Even in the richest American cities, many still live without one basic utility – indoor plumbing.
That’s according to a team of geography researchers from King’s College London and the University of Arizona, who published their findings this week in the peer-reviewed PNAS journal. From 2013 to 2017, more than 1.1 million people in the US did not have access to a piped water connection, the study says, with almost half of them living in the country’s 50 largest cities.
And those people tended to be people of color with their households being 35% more likely to lack piped water compared to White, non-Hispanic households, the study said. The study did not specify race any further.
“Compared with the overall US population, we find that unplumbed households are more likely to be headed by people of color, earn lower incomes, live in mobile homes, rent their residence, and pay a higher share of their gross income toward housing costs,” the study said.
Out of the 50 largest metropolitan areas, San Francisco had the highest proportion of people without access to indoor plumbing, followed by Portland, Oregon, Milwaukee, San Antonio and Austin. Based off total numbers, New York has the largest amount of people without indoor plumbing, at 65,000, followed by Los Angeles with 44,200 people and San Francisco with 27,400 people.
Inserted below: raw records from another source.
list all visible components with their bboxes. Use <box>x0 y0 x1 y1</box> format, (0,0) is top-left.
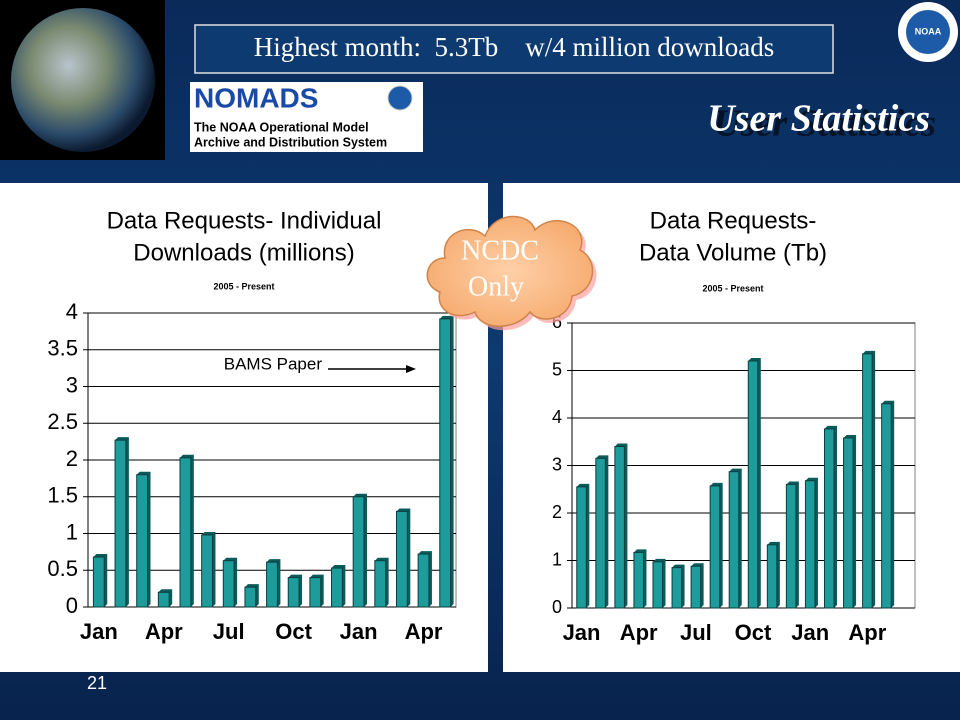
x-tick-label: Jan <box>791 620 829 645</box>
bar <box>576 486 587 609</box>
charts: Data Requests- Individual Downloads (mill… <box>47 207 916 645</box>
x-tick-label: Jul <box>213 619 245 644</box>
bar <box>595 457 606 609</box>
bar <box>881 403 892 609</box>
bar <box>266 561 278 608</box>
y-tick-label: 4 <box>552 407 562 427</box>
bar <box>157 591 170 608</box>
x-tick-label: Apr <box>145 619 183 644</box>
earth-image <box>11 8 155 152</box>
bar <box>862 353 873 609</box>
bar <box>633 551 644 609</box>
heading-shadow: User Statistics <box>713 103 936 145</box>
chart-title: Downloads (millions) <box>133 239 354 266</box>
y-tick-label: 0 <box>552 597 562 617</box>
chart-subtitle: 2005 - Present <box>702 283 763 293</box>
nomads-line: The NOAA Operational Model <box>194 120 369 134</box>
bar <box>309 577 322 608</box>
bar <box>222 560 235 608</box>
bar <box>287 577 300 608</box>
chart-subtitle: 2005 - Present <box>213 281 274 291</box>
bar <box>439 318 452 608</box>
nomads-line: Archive and Distribution System <box>194 135 387 149</box>
bar <box>652 561 664 609</box>
y-tick-label: 1.5 <box>47 483 78 508</box>
bar <box>395 510 408 608</box>
nomads-badge <box>387 85 413 111</box>
chart-title: Data Volume (Tb) <box>639 239 827 266</box>
bar <box>201 534 213 608</box>
x-tick-label: Jul <box>680 620 712 645</box>
bar <box>417 553 430 608</box>
page-number: 21 <box>87 673 107 693</box>
annotation-arrowhead <box>406 365 416 373</box>
bar <box>614 446 625 609</box>
bar <box>804 480 816 609</box>
bar <box>136 474 149 608</box>
y-tick-label: 0.5 <box>47 556 78 581</box>
bar <box>374 560 387 608</box>
bar <box>352 496 365 608</box>
callout-text: NCDC <box>461 235 539 266</box>
y-tick-label: 4 <box>66 299 78 324</box>
noaa-logo-text: NOAA <box>915 26 942 36</box>
bar <box>690 565 702 609</box>
bar <box>747 360 759 609</box>
heading: User Statistics <box>707 98 930 140</box>
nomads-name: NOMADS <box>194 82 318 113</box>
y-tick-label: 3.5 <box>47 336 78 361</box>
y-tick-label: 5 <box>552 359 562 379</box>
y-tick-label: 3 <box>552 454 562 474</box>
bar <box>331 567 343 608</box>
x-tick-label: Oct <box>735 620 772 645</box>
highlight-text: Highest month: 5.3Tb w/4 million downloa… <box>254 32 775 62</box>
highlight-box <box>194 24 834 74</box>
chart-title: Data Requests- Individual <box>107 207 382 234</box>
bar <box>179 457 192 608</box>
bar <box>766 544 778 609</box>
y-tick-label: 2 <box>66 446 78 471</box>
chart-title: Data Requests- <box>650 207 817 234</box>
x-tick-label: Jan <box>563 620 601 645</box>
nomads-logo <box>190 82 423 152</box>
bar <box>843 437 854 609</box>
bar <box>92 556 105 608</box>
bar <box>728 471 740 609</box>
x-tick-label: Jan <box>80 619 118 644</box>
y-tick-label: 1 <box>552 549 562 569</box>
noaa-logo-inner <box>906 10 950 54</box>
y-tick-label: 0 <box>66 593 78 618</box>
y-tick-label: 2 <box>552 502 562 522</box>
x-tick-label: Apr <box>405 619 443 644</box>
x-tick-label: Oct <box>275 619 312 644</box>
x-tick-label: Jan <box>340 619 378 644</box>
bar <box>785 484 797 609</box>
bar <box>114 439 127 608</box>
callout-text: Only <box>468 271 524 302</box>
annotation: BAMS Paper <box>224 354 323 373</box>
callout: NCDC Only <box>426 215 597 331</box>
bar <box>244 586 257 608</box>
x-tick-label: Apr <box>620 620 658 645</box>
bar <box>671 567 683 609</box>
bar <box>709 485 721 609</box>
y-tick-label: 2.5 <box>47 409 78 434</box>
x-tick-label: Apr <box>848 620 886 645</box>
y-tick-label: 3 <box>66 372 78 397</box>
y-tick-label: 1 <box>66 519 78 544</box>
bar <box>823 428 835 609</box>
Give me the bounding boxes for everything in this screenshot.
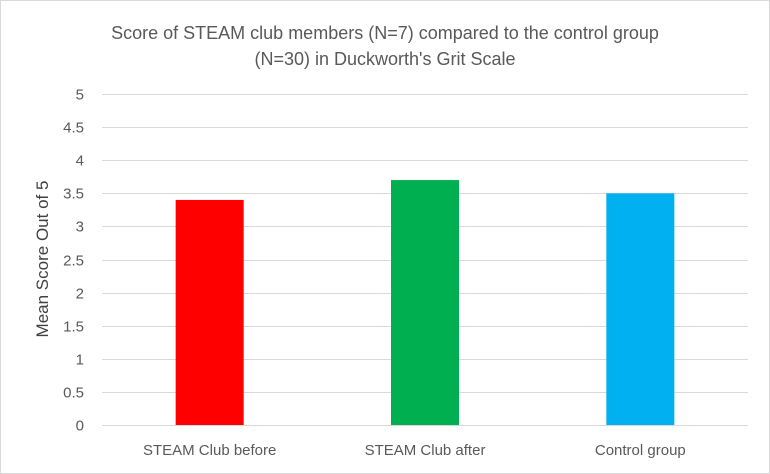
x-tick-label: STEAM Club after xyxy=(365,442,486,459)
y-tick-label: 1.5 xyxy=(63,319,84,336)
y-tick-label: 3 xyxy=(76,219,84,236)
bar-steam-club-after xyxy=(391,180,459,425)
y-axis-title: Mean Score Out of 5 xyxy=(33,181,52,338)
bars xyxy=(175,180,675,425)
y-tick-label: 2.5 xyxy=(63,253,84,270)
y-tick-label: 2 xyxy=(76,286,84,303)
bar-control-group xyxy=(606,193,675,425)
y-tick-label: 4 xyxy=(76,153,84,170)
chart-title: Score of STEAM club members (N=7) compar… xyxy=(0,20,770,72)
x-axis-tick-labels: STEAM Club before STEAM Club after Control… xyxy=(143,442,686,459)
y-tick-label: 0.5 xyxy=(63,385,84,402)
bar-steam-club-before xyxy=(175,199,244,425)
chart-title-line-2: (N=30) in Duckworth's Grit Scale xyxy=(254,49,516,69)
x-tick-label: Control group xyxy=(595,442,686,459)
y-tick-label: 1 xyxy=(76,352,84,369)
y-tick-label: 5 xyxy=(76,87,84,104)
y-tick-label: 4.5 xyxy=(63,120,84,137)
y-tick-label: 0 xyxy=(76,418,84,435)
x-tick-label: STEAM Club before xyxy=(143,442,276,459)
chart-title-line-1: Score of STEAM club members (N=7) compar… xyxy=(111,23,659,43)
y-tick-label: 3.5 xyxy=(63,186,84,203)
y-axis-tick-labels: 0 0.5 1 1.5 2 2.5 3 3.5 4 4.5 5 xyxy=(63,87,84,435)
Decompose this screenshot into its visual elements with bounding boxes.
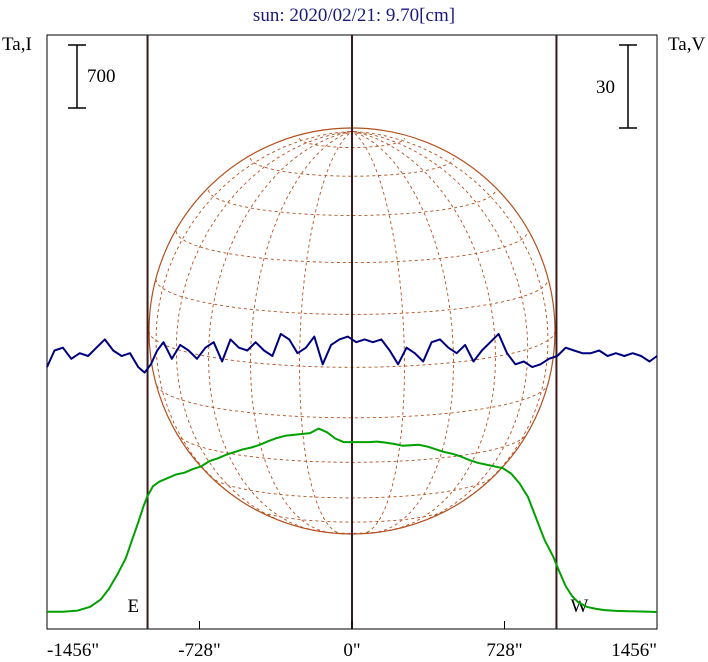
x-axis: -1456" -728" 0" 728" 1456" bbox=[46, 621, 658, 661]
x-tick-label: 728" bbox=[486, 640, 522, 661]
limb-marker-label: E bbox=[128, 596, 140, 617]
limb-marker-label: W bbox=[570, 596, 588, 617]
x-tick-label: -728" bbox=[178, 640, 221, 661]
series-line-V bbox=[46, 332, 658, 374]
data-series bbox=[46, 332, 658, 613]
x-tick-label: 1456" bbox=[611, 640, 657, 661]
latitude-line bbox=[208, 189, 496, 216]
right-axis-label: Ta,V bbox=[668, 34, 705, 55]
series-line-I bbox=[46, 427, 658, 613]
x-tick-label: -1456" bbox=[47, 640, 99, 661]
left-scale-value: 700 bbox=[87, 66, 116, 87]
left-axis-label: Ta,I bbox=[2, 34, 32, 55]
chart-title: sun: 2020/02/21: 9.70[cm] bbox=[253, 5, 455, 26]
longitude-line bbox=[208, 130, 353, 532]
longitude-line bbox=[351, 130, 529, 526]
longitude-line bbox=[250, 130, 353, 533]
x-tick-label: 0" bbox=[343, 640, 360, 661]
longitude-line bbox=[175, 130, 353, 526]
right-scale-bar: 30 bbox=[596, 44, 637, 129]
latitude-line bbox=[156, 385, 548, 419]
longitude-line bbox=[351, 130, 405, 535]
longitude-line bbox=[351, 130, 454, 533]
longitude-line bbox=[299, 130, 353, 535]
longitude-line bbox=[155, 130, 353, 501]
longitude-line bbox=[351, 130, 496, 532]
right-scale-value: 30 bbox=[596, 77, 615, 98]
left-scale-bar: 700 bbox=[68, 44, 116, 109]
longitude-line bbox=[351, 130, 549, 501]
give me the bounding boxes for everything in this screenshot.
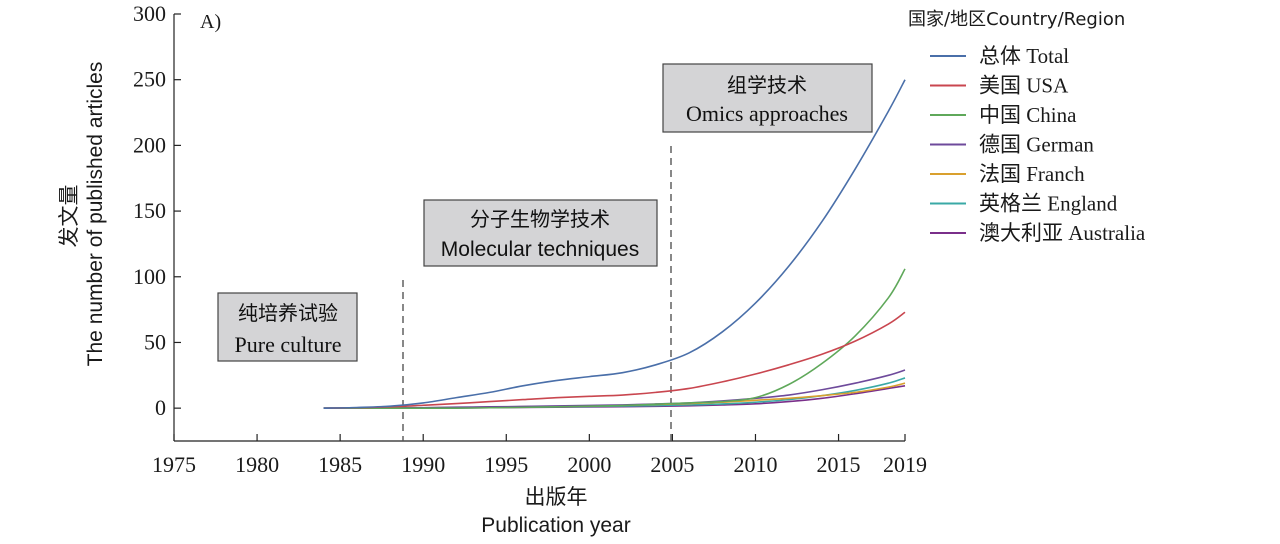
legend-label: 澳大利亚 Australia xyxy=(979,221,1146,245)
legend-label: 德国 German xyxy=(979,133,1094,157)
y-axis-title-cn: 发文量 xyxy=(57,185,81,248)
legend-title: 国家/地区Country/Region xyxy=(908,9,1125,30)
x-tick-label: 2019 xyxy=(883,452,927,477)
legend-label: 法国 Franch xyxy=(979,162,1085,186)
y-tick-label: 250 xyxy=(133,67,166,92)
svg-text:组学技术: 组学技术 xyxy=(727,73,807,97)
x-tick-label: 2010 xyxy=(733,452,777,477)
series-line xyxy=(323,268,906,409)
y-axis-ticks: 0 50 100 150 200 250 300 xyxy=(133,1,181,420)
y-tick-label: 0 xyxy=(155,395,166,420)
series-line xyxy=(323,79,906,409)
y-tick-label: 200 xyxy=(133,132,166,157)
series-line xyxy=(323,369,906,409)
annotation-molecular-techniques: 分子生物学技术 Molecular techniques xyxy=(423,199,658,267)
svg-text:Omics approaches: Omics approaches xyxy=(686,101,848,126)
legend-label: 总体 Total xyxy=(979,44,1069,68)
y-tick-label: 150 xyxy=(133,198,166,223)
x-axis-ticks: 1975 1980 1985 1990 1995 2000 2005 2010 2015 2019 xyxy=(152,434,927,477)
svg-text:分子生物学技术: 分子生物学技术 xyxy=(470,207,610,231)
series-line xyxy=(323,311,906,409)
x-tick-label: 2005 xyxy=(650,452,694,477)
x-tick-label: 1985 xyxy=(318,452,362,477)
x-tick-label: 1990 xyxy=(401,452,445,477)
legend-label: 美国 USA xyxy=(979,74,1069,98)
y-axis-title-en: The number of published articles xyxy=(84,62,107,367)
x-axis-title-en: Publication year xyxy=(481,514,630,537)
annotation-omics-approaches: 组学技术 Omics approaches xyxy=(662,63,873,133)
legend-label: 英格兰 England xyxy=(979,192,1118,216)
svg-text:纯培养试验: 纯培养试验 xyxy=(238,301,338,325)
x-axis-title-cn: 出版年 xyxy=(525,485,588,509)
y-tick-label: 50 xyxy=(144,329,166,354)
x-tick-label: 2015 xyxy=(817,452,861,477)
x-tick-label: 1995 xyxy=(484,452,528,477)
x-tick-label: 2000 xyxy=(567,452,611,477)
x-tick-label: 1980 xyxy=(235,452,279,477)
legend: 国家/地区Country/Region 总体 Total 美国 USA 中国 Chi… xyxy=(908,9,1146,245)
panel-label: A) xyxy=(200,11,221,33)
svg-text:Molecular techniques: Molecular techniques xyxy=(441,238,639,261)
series-lines xyxy=(323,79,906,409)
x-tick-label: 1975 xyxy=(152,452,196,477)
legend-label: 中国 China xyxy=(979,103,1077,127)
y-tick-label: 300 xyxy=(133,1,166,26)
svg-text:Pure culture: Pure culture xyxy=(235,332,342,357)
y-tick-label: 100 xyxy=(133,264,166,289)
annotation-pure-culture: 纯培养试验 Pure culture xyxy=(217,292,358,362)
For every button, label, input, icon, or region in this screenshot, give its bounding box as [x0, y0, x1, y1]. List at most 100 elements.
The findings, researchers say, reveal a “theory of insecure water access as a relational condition that is produced, in part, by racialized wealth gaps and unequal geographies of housing.”
Urban water management and security, they say, tends to be framed as a supply issue. But the results from the study show something different.
“Our results develop an alternative conceptual paradigm — the housing-water nexus — that theorizes gaps in urban water access as a product of structural inequality, as neither random nor accidental but social and systemic in nature,” researchers write.
Moving forward, the researchers say that policy action is “urgently needed” to minimize plumbing poverty.
Particularly in the era of Covid-19, access to water is important as many guidance advises keeping hands clean. Researchers drew that connection as well.
“In a global health pandemic such as COVID-19, the difference between secure and insecure water access — starting with those 65,000 unplumbed New Yorkers — is a matter of life and death,” researchers wrote.
As more than 200,000 people have already died from the virus, the researchers concluded the study with a somber reminder: Without universal water access, efforts to limit the spread of infectious diseases like Covid-19 will “undermine global health and benefit certain populations over others.”
And in an even more sobering reminder, researchers predicted that plumbing poverty in US cities could get even worse as costs of living continue to rise.